Ward: Claims saving was an “aspiration” from Indies
Cllr Ward then went on to claim,
“The current £700,000 savings in the budget was an aspiration from the last Independent administration, who could not make the saving.”
The budget saving of £700,700 from the PFI contract was actually set in 2017/18 budget under the Conservative administration (as they took over the council in January 2017), and not Island Independents as claimed by Cllr Ward. The last Island Independent budget was set in 2016/17.
Ward: £700,000 savings in one go “will probably be difficult”
Finishing his response to Cllr Brodie (who had specifically asked about savings in this year 17/18), Cllr Ward said,
“The Conservative administration has started a process to review the various corporate interests and the effect of reducing that budget may have on the refurbishment of the Island’s infrastructure.
“We hope this will be successful and that significant savings can be made, but to get £700,000 in one go, will probably be difficult, but we may be able to achieve that and perhaps more over time.”
Cllr Ward told OnTheWight that his reply given was from his own handwritten notes when we asked whether he’d written the text he read out.
Savings have been made
Then, contrary to what Cllr Ward and the budget papers claim, the council’s Chief Executive stated very clearly in the meeting that £700,000 savings had been made in the current financial year.
CEO, John Metcalfe, said,
“The savings were achieved in year [2017/18], £700,000 of savings were achieved from one-off savings that came out of the management of the contract and the application of the resolution in a number of contract dispute issues.
“However, we did require £700,000 year-on-year savings which has to come out of the base budget, that is why we still need to do further work in the next financial year to take that money out of the base budget.
“One of the difficulties, is in the complexity around re-negotiating the PFI contract and within some of those renegotiations we uncovered further things that need to be renegotiated and discussed which is added to the complexity, but we have made significant progress of over the last six months in resolving those issues.”
He finished by clarifying again that the savings had been achieved in that year, but were one-off savings, hence the need to find savings again in future years.
Ward: “I was referring to the coming year”
After the meeting OnTheWight contacted Cllr Ward to ask why he said savings had not been made, when the CEO claimed they had been.

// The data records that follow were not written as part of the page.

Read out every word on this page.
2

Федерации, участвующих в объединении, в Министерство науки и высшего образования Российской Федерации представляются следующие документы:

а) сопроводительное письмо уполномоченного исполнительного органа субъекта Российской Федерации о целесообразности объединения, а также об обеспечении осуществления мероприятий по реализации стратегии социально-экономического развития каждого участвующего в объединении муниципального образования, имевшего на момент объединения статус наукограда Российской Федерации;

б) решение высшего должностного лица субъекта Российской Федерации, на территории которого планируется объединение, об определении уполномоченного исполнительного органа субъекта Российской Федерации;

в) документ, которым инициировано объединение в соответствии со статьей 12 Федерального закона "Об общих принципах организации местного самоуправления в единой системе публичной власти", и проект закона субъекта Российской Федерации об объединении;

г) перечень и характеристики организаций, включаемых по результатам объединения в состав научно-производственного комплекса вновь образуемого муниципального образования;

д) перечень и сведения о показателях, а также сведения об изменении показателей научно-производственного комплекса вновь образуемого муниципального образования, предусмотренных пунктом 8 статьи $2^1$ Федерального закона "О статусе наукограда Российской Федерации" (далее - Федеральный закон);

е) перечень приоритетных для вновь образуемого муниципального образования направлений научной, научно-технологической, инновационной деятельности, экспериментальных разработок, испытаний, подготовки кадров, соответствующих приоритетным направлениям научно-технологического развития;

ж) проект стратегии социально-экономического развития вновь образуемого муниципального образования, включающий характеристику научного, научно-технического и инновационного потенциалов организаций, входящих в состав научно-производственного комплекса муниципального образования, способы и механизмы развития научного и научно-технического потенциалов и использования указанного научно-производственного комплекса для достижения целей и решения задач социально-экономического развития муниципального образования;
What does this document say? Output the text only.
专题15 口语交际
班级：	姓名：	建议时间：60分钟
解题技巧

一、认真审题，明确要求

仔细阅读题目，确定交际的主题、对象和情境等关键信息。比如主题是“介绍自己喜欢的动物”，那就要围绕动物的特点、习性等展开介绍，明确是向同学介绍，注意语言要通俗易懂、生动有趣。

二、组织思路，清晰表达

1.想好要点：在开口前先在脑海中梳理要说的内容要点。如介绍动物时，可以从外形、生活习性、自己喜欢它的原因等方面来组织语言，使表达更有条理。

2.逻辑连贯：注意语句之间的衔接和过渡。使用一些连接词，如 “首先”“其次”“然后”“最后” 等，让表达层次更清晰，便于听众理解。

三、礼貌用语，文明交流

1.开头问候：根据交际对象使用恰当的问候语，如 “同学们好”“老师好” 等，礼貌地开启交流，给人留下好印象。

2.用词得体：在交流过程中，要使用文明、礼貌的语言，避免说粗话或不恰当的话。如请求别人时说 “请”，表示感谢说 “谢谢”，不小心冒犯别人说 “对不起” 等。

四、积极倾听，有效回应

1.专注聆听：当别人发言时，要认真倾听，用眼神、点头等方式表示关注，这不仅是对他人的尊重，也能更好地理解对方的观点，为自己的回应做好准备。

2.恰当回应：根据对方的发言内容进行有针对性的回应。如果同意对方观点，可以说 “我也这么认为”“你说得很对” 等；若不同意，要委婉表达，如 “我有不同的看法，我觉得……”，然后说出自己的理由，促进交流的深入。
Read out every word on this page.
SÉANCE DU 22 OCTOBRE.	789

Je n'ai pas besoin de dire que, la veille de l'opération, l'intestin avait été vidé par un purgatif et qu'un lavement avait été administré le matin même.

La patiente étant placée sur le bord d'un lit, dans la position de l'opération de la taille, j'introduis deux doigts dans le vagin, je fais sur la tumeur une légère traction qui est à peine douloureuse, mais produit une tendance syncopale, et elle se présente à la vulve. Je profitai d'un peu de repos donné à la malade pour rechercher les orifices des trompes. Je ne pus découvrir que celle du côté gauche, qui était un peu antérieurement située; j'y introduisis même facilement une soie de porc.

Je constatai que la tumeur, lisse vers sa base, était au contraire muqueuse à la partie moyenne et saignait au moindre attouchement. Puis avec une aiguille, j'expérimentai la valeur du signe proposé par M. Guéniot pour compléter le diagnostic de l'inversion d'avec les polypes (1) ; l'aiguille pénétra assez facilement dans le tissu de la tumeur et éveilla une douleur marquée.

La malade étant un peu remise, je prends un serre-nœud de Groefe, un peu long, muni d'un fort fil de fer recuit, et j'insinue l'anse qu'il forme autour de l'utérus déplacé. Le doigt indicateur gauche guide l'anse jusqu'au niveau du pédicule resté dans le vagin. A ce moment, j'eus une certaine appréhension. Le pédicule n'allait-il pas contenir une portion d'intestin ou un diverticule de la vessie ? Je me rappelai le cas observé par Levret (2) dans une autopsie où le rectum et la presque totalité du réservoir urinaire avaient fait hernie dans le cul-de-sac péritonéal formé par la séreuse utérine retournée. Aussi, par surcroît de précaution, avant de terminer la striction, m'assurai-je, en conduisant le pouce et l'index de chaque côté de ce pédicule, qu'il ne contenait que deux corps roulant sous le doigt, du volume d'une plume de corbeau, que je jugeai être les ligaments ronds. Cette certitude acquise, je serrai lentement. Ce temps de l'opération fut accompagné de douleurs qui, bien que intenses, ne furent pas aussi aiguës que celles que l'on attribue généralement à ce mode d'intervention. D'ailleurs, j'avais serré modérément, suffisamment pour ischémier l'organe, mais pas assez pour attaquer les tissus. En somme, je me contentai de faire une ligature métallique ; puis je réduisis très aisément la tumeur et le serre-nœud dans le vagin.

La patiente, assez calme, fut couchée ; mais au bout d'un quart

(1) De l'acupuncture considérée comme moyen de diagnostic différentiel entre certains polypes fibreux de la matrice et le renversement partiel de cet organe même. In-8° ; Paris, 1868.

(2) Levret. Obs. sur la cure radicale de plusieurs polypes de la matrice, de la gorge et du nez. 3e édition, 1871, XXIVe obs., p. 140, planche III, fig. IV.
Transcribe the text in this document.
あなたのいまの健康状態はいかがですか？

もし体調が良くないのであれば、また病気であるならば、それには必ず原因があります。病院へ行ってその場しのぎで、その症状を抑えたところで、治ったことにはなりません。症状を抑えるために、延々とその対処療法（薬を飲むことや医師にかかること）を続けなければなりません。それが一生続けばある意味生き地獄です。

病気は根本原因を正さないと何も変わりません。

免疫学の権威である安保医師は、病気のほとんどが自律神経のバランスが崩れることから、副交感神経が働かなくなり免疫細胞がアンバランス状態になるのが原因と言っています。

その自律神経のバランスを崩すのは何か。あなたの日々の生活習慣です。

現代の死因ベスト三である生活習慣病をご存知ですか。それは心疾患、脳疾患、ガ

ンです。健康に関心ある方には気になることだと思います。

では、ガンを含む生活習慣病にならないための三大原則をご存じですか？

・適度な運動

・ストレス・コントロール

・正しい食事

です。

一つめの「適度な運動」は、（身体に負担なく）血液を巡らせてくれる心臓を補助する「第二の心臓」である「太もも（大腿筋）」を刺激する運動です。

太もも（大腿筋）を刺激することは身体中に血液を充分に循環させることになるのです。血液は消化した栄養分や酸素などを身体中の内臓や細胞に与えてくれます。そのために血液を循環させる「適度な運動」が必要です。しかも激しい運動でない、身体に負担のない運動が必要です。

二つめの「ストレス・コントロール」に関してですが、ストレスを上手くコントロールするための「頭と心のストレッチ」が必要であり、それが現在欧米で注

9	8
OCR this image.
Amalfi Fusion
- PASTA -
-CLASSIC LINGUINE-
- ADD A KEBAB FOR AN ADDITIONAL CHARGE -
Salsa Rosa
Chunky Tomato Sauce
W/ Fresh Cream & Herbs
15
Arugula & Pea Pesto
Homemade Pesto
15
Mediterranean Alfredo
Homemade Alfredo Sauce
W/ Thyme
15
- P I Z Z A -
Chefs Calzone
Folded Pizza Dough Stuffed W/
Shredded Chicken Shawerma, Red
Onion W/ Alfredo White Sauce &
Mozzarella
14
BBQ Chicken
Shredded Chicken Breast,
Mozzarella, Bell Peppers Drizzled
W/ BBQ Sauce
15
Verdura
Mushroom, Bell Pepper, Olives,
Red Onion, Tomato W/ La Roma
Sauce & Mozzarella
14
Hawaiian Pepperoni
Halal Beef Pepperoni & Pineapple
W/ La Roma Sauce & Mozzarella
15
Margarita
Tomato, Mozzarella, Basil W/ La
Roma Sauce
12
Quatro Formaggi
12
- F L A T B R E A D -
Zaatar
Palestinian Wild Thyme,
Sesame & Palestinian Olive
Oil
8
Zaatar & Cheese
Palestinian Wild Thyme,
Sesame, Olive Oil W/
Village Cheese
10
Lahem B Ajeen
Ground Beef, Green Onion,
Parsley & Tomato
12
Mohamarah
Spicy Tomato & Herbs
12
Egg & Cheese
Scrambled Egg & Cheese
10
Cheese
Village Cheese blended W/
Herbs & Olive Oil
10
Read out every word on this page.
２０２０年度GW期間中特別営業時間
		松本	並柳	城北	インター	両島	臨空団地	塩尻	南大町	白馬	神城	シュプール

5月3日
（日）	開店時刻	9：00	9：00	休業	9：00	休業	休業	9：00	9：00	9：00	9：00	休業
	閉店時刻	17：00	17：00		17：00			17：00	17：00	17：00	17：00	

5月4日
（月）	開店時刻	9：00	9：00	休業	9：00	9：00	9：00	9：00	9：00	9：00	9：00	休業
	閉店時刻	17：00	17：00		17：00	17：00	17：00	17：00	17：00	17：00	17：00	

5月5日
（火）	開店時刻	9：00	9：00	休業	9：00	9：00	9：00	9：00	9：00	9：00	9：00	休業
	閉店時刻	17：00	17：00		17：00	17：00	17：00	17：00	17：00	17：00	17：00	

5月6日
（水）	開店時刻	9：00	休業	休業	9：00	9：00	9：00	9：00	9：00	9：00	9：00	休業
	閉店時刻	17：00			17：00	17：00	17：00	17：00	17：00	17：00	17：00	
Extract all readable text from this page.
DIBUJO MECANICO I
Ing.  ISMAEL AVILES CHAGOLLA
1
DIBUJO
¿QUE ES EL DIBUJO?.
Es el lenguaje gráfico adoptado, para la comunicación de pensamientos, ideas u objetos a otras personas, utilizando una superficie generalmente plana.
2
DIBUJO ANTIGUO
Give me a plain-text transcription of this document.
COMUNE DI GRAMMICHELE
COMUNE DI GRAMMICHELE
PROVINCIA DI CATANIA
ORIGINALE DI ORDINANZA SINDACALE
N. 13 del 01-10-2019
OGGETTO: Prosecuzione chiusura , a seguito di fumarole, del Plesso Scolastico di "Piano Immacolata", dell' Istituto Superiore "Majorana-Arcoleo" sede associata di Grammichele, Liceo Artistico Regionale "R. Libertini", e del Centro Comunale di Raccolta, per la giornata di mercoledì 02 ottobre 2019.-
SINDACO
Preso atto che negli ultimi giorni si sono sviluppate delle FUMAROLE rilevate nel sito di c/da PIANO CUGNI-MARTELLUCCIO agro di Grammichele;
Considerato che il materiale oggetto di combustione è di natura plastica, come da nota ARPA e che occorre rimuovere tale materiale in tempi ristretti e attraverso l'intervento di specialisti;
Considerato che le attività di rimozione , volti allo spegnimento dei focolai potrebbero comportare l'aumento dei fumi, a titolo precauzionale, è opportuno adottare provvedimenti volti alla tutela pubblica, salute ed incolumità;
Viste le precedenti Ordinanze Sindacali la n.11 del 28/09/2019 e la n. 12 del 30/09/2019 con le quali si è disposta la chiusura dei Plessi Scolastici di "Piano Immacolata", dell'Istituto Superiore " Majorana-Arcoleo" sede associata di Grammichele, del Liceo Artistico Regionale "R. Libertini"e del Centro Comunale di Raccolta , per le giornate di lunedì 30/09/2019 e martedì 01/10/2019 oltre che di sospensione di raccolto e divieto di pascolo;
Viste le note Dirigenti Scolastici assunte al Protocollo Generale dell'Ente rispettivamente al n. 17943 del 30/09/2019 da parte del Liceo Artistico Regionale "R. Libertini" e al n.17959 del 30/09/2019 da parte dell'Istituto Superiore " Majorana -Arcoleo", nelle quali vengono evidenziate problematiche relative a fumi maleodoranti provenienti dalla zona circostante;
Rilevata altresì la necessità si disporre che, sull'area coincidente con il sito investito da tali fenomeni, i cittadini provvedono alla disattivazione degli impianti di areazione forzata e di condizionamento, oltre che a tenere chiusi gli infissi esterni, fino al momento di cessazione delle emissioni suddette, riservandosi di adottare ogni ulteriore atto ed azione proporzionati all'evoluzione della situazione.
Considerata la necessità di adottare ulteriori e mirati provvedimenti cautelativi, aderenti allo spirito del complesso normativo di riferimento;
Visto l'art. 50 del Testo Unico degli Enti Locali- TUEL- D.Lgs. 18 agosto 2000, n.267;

He replied,
“When I said ‘this year’ I was referring to the coming year (18/19).
“The information I was given was that the first attempt to make those savings was during the last administration.”
OnTheWight challenged him on this response as it directly contradicts what he said in the meeting when replying to a question about 2017/18.
Ward: “Perhaps I could have been more clear”
Cllr Ward got back to us stating that “Perhaps I could have been more clear”, adding that “There were savings made in 17/18, but they did will not meet the £700k target”.
He followed this up with a call confirming that he’d been to speak with the finance department.
They have advised that a saving of £700,000 relating to the PFI had been made this year (17/18), but that the money had not been saved in the areas intended (ie. something that could be an ongoing saving such as cutting back on services provided year on year).
£700,000 has been saved after all
The outcome of all this back and forth – trying to get to a consistent answer – is that the PFI budget did cost the IWC £700,000 less than intended this year due to some savings, but just not from the specific area of the contract they wanted to save from.
So yes, contrary to what Cllr Ward said when questioned specifically about this year’s budget in the Cabinet meeting, savings to the PFI budget of £700,000 in 2017/18 have been made.